SFM-id for multi-tenant clients

Context: Sentral forskrivningsmodul (SFM) uses the mechanism SFM-id for single-tenant clients using HelseID.

The functionality described in this document shows how a multi-tenant client can use this mechanism.

Submission of SFM-id

Clients (multi-tenant) can submit a structured claim in their request to HelseID. This claim can be sent either

  1. as a part of a Request object when making calls to the PAR endpoint (or the Authorization endpoint if the client has not yet adopted PAR), or
  2. as a part of client_assertion when making calls to the Token endpoint

The structured claim is composed as follows:

{
  "type": "nhn:sfm:journal-id",
  "value": {
     "journal_id": "1231231234-34213412-432423-4233"
  }
}

The value for type must always be nhn:sfm:journal-id, and the value for $.value.journal_id must be a UUID.

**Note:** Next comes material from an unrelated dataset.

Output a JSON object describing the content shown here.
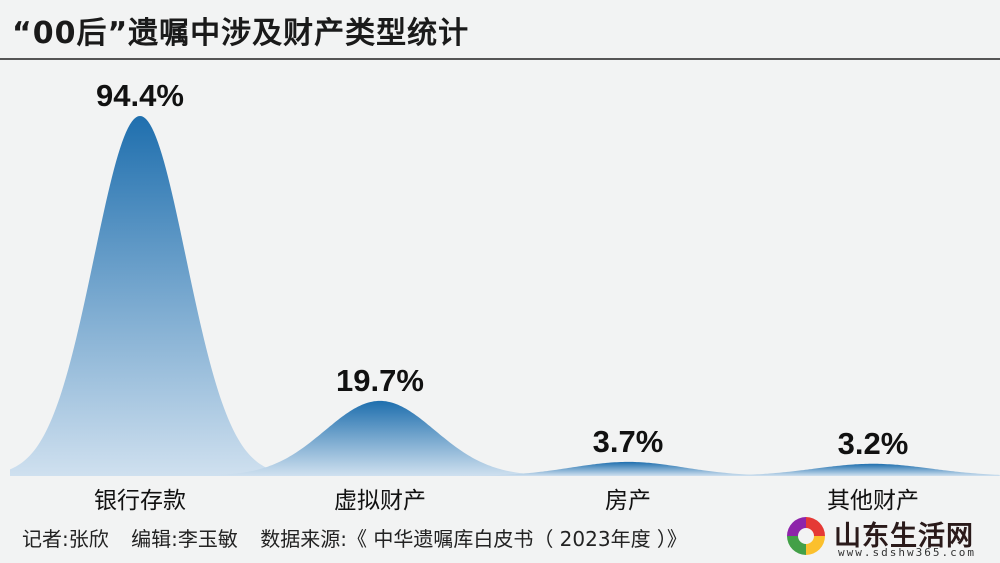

Note that the type nhn:sfm:journal-id uses a syntax with hyphens, while the claim journal_id uses a syntax with underscore.

Example call to HelseID

When submitting information in the Request object, the client must use the authorization_details claim:

"authorization_details":
[{
    "type": "nhn:sfm:journal-id",
    "value": {
      "journal_id": "ed30a6a5-4834-40be-a32b-1e4f5217e378"
    }
 },
 {
   "type":"helseid_authorization",
   "practitioner_role":
   {
     "organization":
     {
       "identifier":
       {
         "system":"urn:oid:1.0.6523",
         "type":"ENH",
         "value":"NO:ORGNR:<consumer organization number>:<consumer child organization number>",
       }
    }
  }
}]

When submitting information in client_assertion, the client should replace the claim type authorization_details with assertion_details, although authorization_details will still be accepted. Be aware that submitting both authorization_details and assertion_details is not allowed.

Claim in token

The claim from HelseID (in the Access token) looks like this:

{
  ...
  "nhn:sfm:journal-id" : "ed30a6a5-4834-40be-a32b-1e4f5217e378",
  ...
}

Error Messages

HelseID validates the values in the call to either the Token endpoint or the PAR endpoint, and will return HTTP code 400 (Bad Request) with error message invalid_request if the content is incorrect.

If the client does not have access to the scope nhn:sfm:journal-id, HelseID will return HTTP code 400 (Bad Request) with error message invalid_scope.

See the document Error Messages for descriptions of typical error messages from HelseID.